Savior

-F
            Mungkin keberadaan Danio di kehidupan Vania hanya sebagai pemeran cadangan atau pemeran pembantu. Mungkin keberadaan Danio di kehidupan Vania sama seperti angin lalu. Mungkin Danio tidak mempunyai eksistensi apapun di mata Vania dan Danio tahu itu. Di sini, di kehidupan Vania, Danio hanyalah bayang-bayang yang bekerja untuk menyelamatkannya.
            Danio duduk sambil menopang dagu. Matanya menatap lurus ke depan. Dia menghela napas, lalu mengacak-acak surai hitam legamnya yang sudah berantakan. Dari sudut matanya, dia mendapati seorang gadis dengan seragam sekolah yang sama dengannya memasuki ruang kelas.
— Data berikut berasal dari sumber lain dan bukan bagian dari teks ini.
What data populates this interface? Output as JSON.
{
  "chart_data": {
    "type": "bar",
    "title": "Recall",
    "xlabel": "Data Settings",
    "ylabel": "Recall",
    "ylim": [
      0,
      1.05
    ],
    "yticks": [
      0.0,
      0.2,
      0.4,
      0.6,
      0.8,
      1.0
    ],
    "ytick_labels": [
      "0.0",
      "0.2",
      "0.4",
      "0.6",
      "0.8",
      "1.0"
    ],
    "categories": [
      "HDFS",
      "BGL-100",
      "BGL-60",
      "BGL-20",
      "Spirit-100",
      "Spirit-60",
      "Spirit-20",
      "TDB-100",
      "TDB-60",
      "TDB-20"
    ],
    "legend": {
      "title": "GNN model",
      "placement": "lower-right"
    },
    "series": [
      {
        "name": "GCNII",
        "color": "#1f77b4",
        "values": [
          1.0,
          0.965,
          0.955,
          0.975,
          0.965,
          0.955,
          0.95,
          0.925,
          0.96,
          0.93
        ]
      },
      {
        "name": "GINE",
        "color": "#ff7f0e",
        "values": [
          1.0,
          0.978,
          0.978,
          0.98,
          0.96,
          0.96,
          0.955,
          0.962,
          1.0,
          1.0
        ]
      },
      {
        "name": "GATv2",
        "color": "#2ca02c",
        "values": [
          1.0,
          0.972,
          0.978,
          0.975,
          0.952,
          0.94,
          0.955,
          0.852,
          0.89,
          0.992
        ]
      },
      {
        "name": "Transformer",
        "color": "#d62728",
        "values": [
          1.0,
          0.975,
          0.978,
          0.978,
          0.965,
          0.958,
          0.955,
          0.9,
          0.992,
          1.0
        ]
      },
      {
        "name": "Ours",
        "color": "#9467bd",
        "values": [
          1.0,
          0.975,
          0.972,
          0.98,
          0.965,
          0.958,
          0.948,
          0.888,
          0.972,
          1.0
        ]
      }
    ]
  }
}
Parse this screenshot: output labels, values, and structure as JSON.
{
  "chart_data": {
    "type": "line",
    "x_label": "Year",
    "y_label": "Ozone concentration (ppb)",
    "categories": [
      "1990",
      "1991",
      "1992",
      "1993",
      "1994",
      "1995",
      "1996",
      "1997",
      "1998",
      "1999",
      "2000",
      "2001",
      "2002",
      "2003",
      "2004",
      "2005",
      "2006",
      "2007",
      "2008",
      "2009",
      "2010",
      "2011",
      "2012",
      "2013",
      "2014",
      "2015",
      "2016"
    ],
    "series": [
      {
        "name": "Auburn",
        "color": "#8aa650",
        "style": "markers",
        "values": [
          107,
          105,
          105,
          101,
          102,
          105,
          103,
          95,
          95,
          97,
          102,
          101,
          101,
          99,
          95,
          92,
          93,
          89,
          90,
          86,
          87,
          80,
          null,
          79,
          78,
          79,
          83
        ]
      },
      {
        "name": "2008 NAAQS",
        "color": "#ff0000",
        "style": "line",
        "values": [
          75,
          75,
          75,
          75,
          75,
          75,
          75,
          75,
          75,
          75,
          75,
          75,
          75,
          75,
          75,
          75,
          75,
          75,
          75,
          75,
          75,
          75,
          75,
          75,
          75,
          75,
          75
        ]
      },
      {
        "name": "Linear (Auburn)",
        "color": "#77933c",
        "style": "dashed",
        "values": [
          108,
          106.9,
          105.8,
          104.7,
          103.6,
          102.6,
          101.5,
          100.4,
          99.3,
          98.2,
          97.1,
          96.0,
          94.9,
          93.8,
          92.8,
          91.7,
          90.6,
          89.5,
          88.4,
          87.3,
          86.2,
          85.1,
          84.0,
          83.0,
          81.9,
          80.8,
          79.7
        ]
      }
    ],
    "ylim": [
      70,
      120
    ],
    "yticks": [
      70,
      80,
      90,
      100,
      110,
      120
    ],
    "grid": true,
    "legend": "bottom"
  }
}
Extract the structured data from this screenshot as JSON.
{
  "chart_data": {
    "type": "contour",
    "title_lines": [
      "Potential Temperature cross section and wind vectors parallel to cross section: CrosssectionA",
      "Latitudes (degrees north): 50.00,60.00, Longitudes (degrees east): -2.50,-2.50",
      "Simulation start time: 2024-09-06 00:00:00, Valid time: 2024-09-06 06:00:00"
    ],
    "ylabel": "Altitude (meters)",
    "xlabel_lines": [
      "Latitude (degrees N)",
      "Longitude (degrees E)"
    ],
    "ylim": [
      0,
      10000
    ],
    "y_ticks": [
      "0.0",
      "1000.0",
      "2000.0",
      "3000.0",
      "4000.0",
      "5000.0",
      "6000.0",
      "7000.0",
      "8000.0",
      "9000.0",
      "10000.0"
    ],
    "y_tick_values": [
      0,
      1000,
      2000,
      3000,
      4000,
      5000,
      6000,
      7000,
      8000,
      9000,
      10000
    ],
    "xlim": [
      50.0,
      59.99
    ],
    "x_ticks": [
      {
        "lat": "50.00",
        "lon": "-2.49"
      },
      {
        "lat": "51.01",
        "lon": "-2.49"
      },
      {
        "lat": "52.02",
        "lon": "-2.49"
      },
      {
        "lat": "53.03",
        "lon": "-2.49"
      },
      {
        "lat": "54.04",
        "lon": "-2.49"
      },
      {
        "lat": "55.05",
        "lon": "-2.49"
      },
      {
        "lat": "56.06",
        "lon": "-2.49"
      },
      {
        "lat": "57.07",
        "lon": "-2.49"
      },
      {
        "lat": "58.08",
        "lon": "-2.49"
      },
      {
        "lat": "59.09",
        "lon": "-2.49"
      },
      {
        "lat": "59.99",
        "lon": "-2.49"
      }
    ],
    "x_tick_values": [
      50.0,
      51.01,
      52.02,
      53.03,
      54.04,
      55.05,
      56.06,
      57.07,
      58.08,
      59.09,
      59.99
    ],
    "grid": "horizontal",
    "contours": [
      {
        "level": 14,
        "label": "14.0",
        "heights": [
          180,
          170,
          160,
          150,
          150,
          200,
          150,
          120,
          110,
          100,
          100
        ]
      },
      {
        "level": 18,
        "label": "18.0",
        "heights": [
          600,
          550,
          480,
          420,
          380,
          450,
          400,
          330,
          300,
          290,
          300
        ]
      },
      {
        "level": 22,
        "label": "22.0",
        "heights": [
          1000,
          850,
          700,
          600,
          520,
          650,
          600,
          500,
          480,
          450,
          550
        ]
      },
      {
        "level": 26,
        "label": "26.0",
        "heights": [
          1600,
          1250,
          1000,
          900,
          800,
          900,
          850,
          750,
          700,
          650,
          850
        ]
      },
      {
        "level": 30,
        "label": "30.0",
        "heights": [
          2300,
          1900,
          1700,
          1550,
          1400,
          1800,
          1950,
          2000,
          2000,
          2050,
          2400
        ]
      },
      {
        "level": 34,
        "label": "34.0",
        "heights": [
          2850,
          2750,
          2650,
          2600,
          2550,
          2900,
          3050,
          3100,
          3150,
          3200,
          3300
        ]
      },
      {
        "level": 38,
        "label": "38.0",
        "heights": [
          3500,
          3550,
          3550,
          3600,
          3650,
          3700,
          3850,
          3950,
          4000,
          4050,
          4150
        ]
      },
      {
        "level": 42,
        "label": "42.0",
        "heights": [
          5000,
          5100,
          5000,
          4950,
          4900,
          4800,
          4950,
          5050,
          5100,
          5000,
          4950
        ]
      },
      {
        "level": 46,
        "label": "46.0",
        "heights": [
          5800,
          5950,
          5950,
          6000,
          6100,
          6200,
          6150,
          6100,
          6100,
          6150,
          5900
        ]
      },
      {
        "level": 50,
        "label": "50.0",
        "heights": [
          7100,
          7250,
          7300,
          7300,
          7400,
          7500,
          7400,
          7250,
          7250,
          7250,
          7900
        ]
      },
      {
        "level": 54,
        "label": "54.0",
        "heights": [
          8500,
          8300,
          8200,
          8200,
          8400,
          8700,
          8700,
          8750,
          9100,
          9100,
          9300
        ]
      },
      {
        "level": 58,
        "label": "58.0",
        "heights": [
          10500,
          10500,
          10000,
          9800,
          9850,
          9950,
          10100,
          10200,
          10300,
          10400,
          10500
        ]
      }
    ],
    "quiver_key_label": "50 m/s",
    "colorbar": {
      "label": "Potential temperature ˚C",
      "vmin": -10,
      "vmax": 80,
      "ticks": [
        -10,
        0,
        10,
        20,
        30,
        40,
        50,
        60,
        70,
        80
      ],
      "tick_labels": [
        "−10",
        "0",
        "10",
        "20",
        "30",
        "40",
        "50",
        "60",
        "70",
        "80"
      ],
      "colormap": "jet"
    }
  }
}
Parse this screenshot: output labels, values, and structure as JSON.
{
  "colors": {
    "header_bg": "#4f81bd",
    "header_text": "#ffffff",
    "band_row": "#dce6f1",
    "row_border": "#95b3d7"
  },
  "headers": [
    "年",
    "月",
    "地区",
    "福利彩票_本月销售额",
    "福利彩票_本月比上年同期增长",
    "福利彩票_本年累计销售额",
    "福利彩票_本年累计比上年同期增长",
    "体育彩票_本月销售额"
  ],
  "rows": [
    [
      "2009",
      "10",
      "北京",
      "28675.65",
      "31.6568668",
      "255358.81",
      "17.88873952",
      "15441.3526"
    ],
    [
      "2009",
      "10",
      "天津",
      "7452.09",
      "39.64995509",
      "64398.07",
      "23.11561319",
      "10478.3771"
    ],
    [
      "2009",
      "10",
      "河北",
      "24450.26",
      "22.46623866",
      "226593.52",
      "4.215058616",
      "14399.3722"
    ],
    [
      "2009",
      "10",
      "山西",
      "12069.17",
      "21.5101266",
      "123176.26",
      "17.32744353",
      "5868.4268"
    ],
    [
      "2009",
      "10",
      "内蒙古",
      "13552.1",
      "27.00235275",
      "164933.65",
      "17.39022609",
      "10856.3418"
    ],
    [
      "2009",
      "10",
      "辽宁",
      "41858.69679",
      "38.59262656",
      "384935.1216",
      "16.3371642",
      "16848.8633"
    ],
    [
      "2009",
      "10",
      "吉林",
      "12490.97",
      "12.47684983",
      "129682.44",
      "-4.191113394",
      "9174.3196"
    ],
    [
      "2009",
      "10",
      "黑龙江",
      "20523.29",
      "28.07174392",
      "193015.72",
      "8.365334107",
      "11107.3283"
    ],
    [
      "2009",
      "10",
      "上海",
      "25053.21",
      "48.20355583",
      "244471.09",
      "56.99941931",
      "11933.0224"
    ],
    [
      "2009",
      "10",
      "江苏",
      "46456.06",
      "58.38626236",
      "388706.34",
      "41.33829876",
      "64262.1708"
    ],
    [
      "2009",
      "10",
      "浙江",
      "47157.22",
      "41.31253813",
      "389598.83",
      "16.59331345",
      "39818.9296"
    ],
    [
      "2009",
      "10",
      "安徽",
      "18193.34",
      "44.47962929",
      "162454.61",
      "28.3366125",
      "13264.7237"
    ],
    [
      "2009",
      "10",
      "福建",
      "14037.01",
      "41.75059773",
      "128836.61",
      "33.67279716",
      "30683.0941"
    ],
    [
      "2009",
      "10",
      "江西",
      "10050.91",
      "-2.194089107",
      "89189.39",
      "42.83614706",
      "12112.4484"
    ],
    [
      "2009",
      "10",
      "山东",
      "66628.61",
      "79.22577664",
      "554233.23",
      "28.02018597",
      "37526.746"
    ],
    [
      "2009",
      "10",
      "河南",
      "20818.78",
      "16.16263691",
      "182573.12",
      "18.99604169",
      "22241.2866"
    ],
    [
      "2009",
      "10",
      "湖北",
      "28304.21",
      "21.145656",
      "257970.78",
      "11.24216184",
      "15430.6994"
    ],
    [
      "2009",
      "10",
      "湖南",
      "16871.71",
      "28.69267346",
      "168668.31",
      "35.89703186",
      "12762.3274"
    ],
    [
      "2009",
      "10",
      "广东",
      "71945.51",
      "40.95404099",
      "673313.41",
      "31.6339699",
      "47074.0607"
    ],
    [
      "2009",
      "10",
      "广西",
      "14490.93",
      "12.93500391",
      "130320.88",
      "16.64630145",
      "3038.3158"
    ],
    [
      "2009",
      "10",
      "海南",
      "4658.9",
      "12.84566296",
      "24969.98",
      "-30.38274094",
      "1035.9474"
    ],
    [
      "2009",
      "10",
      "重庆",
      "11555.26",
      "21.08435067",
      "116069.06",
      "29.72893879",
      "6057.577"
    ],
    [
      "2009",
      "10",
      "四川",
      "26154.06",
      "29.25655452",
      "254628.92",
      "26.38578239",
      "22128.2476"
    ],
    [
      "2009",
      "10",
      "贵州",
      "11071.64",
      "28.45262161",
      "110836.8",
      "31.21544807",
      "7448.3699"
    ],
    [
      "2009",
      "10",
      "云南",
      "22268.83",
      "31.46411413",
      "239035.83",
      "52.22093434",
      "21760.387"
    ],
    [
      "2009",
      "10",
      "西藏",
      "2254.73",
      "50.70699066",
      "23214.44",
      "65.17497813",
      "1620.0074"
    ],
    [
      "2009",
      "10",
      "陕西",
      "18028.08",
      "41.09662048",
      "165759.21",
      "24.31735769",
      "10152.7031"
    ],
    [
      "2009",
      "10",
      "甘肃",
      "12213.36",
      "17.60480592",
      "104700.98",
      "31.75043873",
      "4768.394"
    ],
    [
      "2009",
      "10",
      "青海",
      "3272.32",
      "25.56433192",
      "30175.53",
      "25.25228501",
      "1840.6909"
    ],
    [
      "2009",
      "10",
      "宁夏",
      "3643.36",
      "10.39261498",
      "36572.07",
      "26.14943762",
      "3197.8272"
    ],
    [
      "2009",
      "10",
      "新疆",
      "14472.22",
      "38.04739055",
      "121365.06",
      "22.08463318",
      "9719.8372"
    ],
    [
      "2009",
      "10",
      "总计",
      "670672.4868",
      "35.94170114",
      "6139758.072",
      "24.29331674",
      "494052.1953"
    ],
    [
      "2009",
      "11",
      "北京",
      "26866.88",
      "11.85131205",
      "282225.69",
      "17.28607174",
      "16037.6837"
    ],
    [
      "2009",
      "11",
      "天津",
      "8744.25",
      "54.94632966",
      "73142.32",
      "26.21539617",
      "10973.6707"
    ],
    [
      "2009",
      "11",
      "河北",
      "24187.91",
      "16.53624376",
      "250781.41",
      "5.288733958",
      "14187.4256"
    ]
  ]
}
Tanpa sadar, kedua bola matanya bergerak mengikuti pergerakan gadis itu, Vania.
            Merasa diperhatikan, Vania menoleh ke arahnya, sehingga mau tidak mau Danio harus berpura-pura sedang memperhatikan papan yang kosong. Vania berjalan ke arahnya—bukan, bukan untuk menghampiri Danio, tetapi Vania memang duduk di samping Danio.
            Melihat Vania lagi, otak Danio memutar kembali masa-masa di mana ia pertama kali bertemu dengan Vania. Dia masih ingat betul bagaimana pertama kali mereka bertemu, penyebabnya, dan bahkan lokasinya.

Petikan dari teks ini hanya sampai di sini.